There is work being done behind the scenes, however, to pave the way for a Senate vote on Obamacare, introduction of an infrastructure plan, and action on a tax package before the summer is over. All three are impacted by what happens on the FY18 budget. A budget resolution plus 12 appropriations bills funding the government must be enacted before October 1. The process of passing a budget and accompanying appropriations bills is a long road with many potholes. The last time that all 12 appropriations bills were enacted was 20 years ago, and not a single appropriation bill has been passed on time (by October 1) since 2009. The bar for FY18 is not set very high. 

The Trump budget
The process started when the president submitted his budget framework to Congress in May. The document, titled “A New Foundation for American Greatness,” lays out President Trump’s priorities for a smaller government that’s focused on building the military, strengthening national security, and eradicating terror threats. It was deemed dead on arrival by factions from both parties. It will nevertheless be used by both chambers of Congress as a starting point. 

There are some challenges with the budget that are critical to address during the legislation process. The administration budget calls for a big increase in defense spending plus additional funding for border enforcement, homeland security, and a $200 billion down payment on the president’s $1 trillion infrastructure plan. That additional spending on defense is paid for partly by reducing and eliminating programs focused on applied energy, environment and climate change, science, STEM education, and manufacturing. That means steep cuts for the National Science Foundation, NASA, Energy’s Office of Science, and NIST, which have jurisdiction over most non-defense manufacturing programs.

Manufacturing programs cut
The Department of Commerce’s Manufacturing USA program (formerly the National Network of Manufacturing Innovation) is partially defunded (by 40 percent) in the president’s budget. The current network of institutes consists of eight led by the Defense Department, five led by the Energy Department, and one led by the Department of Commerce. 

Under the president’s budget, the network of 14 institutes is reduced to nine by eliminating all five DoE institutes: semiconductors, advanced composites, clean energy smart manufacturing, emissions reductions, and energy productivity.

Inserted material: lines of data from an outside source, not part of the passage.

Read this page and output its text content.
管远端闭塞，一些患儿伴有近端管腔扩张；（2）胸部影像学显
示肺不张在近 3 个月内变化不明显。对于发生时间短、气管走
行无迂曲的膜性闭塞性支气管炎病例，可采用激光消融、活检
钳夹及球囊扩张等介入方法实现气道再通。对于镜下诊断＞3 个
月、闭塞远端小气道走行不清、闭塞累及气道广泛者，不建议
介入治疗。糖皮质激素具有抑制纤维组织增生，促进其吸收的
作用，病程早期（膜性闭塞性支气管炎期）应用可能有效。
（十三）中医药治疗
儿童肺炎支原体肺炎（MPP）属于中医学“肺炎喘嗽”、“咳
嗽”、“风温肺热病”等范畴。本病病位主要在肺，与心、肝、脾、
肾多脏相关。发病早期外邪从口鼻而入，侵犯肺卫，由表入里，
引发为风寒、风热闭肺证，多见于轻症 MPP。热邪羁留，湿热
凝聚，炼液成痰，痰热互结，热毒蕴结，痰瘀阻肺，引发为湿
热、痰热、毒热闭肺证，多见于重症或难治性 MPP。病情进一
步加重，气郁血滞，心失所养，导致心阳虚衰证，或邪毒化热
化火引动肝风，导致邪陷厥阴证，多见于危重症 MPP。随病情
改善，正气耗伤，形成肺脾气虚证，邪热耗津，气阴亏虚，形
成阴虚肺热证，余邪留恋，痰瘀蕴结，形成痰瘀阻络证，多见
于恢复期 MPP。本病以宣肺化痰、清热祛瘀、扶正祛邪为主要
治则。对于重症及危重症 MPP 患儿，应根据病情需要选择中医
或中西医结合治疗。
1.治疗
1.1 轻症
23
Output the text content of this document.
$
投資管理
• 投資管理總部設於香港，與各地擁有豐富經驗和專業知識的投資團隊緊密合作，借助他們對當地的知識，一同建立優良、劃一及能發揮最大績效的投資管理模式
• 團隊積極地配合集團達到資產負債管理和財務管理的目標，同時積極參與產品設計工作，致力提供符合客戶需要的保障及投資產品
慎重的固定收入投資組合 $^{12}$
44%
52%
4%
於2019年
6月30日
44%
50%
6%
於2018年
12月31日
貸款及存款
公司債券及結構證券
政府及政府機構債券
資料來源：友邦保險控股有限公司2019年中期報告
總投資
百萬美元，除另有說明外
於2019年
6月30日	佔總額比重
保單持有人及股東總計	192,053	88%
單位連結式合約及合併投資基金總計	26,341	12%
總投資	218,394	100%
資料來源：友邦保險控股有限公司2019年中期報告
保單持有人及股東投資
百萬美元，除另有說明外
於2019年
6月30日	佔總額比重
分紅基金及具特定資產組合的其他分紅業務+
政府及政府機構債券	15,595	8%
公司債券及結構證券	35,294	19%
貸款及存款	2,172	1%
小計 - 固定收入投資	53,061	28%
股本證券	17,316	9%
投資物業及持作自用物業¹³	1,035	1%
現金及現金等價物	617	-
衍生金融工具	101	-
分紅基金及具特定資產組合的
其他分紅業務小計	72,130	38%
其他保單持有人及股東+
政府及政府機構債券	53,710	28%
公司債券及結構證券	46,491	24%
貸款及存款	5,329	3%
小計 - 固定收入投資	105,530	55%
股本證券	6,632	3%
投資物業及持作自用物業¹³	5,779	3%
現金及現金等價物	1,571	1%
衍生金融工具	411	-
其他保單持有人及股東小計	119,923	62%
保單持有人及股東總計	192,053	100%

The Manufacturing Extension Partnership program, which has offices in every state, also faces elimination. AMT was an early supporter of the legislation to establish the MEP program in the late 1980s. Since then the program evolved to focus on helping companies navigate the digital environment. The Association continues to advocate for best-in-class centers that offer low-cost, high-value resources for small and medium-sized manufacturers.

The Advanced Manufacturing R&D Consortia and two advanced technology loan programs are also eliminated. With only two months until the August recess and a government shutdown/debt ceiling showdown looming in the fall, Congress must pull together to tackle some of the tough issues standing in the way of getting things done. Can it happen? Yes. Will it happen? Possibly. But right now, love is not in the air in the nation’s capital.